There is no such thing here as "minus times minus equals plus".  --Lambiam 22:22, 21 March 2008 (UTC)

So these set operations don't work quite like the numerical equivalents, after all. I think I can guess why the author of the book liked this notation— so long as $A_1A_2 = O$, the probability of $A_1 + A_2$ is the probability of $A_1$ plus the probability of $A_2$, and likewise for multiplication. But if the analogy isn't perfect, I guess the notation is more harmful than helpful. Yeah, I'll probably want to get a different book. Thanks for helping me out here.

(Me, "a college freshmen", indeed! Obviously my graduation from high school hasn't deterred the typo fairy.) —Saric (Talk) 18:55, 22 March 2008 (UTC)

Likewise for multiplication? If by "$O$" in "$A_1A_2 = O$" you mean the empty set (so that A1 and A2 are mutually exclusive), it is not true in general that this implies P(A1A2) = P(A1)P(A2). For example, take A1 = heads and A2 = tails in a fair coin flip.  --Lambiam 21:03, 22 March 2008 (UTC)
Yeah, you need mutually exclusive and independent. If you're only dealing with such simple probability, then the notation works fine, but it rapidly falls apart once you do anything real. --Tango (talk) 22:28, 23 March 2008 (UTC)

## Solving "almost" superincreasing knapsacks problem

I know that it is really easy to solve the knapsack problem if all elements are super increasing, however, what if all of the elements were "almost super increasing". By almost super increasing, I mean that instead of having each successively larger integer being greater than the sum of all of the smaller integers. Each successively larger integer will be larger than, say, one-half of the sum all of the smaller integers. For example a valid set of "~1/2 almost super increasing integers" would be {8,11,17,26,38,58,86,130,195,292,438,657,985}; Would this instance of knapsack be as difficult to solve as the general knapsack problem?

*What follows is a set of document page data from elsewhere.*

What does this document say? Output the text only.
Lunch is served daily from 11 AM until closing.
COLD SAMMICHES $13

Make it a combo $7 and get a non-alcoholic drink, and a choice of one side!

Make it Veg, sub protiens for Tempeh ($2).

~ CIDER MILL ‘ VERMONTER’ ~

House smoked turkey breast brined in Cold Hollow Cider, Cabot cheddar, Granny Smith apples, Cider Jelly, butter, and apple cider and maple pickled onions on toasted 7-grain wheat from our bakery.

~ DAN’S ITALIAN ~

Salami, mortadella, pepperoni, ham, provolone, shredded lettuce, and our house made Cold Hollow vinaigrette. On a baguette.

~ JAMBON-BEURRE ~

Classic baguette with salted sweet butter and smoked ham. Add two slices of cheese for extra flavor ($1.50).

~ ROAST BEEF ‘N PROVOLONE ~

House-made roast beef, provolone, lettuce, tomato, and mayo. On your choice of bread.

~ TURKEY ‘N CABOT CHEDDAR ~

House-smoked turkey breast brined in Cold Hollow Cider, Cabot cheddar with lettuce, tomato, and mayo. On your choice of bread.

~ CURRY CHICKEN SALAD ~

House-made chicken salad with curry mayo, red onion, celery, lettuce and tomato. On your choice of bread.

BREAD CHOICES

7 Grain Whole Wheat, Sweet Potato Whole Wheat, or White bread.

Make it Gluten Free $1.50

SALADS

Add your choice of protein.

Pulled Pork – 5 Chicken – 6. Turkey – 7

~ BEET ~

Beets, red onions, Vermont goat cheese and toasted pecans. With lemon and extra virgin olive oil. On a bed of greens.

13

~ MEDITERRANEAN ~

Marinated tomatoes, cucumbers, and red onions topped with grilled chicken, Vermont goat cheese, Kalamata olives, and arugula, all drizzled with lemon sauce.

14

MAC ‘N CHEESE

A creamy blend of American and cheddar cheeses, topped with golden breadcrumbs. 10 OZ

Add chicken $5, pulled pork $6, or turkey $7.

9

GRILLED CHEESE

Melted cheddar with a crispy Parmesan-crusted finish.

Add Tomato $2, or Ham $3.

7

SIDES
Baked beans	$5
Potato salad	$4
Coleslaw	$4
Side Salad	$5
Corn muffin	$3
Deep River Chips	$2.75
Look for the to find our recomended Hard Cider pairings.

Or maybe somewhere between the difficulty of general knapsack and super increasing knapsack? 24.250.129.216 (talk) 19:16, 21 March 2008 (UTC)mathnoob

We don't know for sure whether the general knapsack problem is difficult to solve, so a proof that this is "somewhere between" easy and hard, but neither of the two, would imply a proof of P ≠ NP.
My gut feeling is that this is still NP-hard, but I don't readily see an applicable reduction like that of Exact cover to the knapsack problem.  --Lambiam 22:39, 21 March 2008 (UTC)
The only difference between a super increasing sequence and this sequence is that in this sequence each term T(n) is larger than the sum of all terms from T(0) to T(n-3); while a super increasing sequence has each term T(n) larger than the sum of all terms T(0) to T(n-1). A super increasing sequence has a polynomial time solution.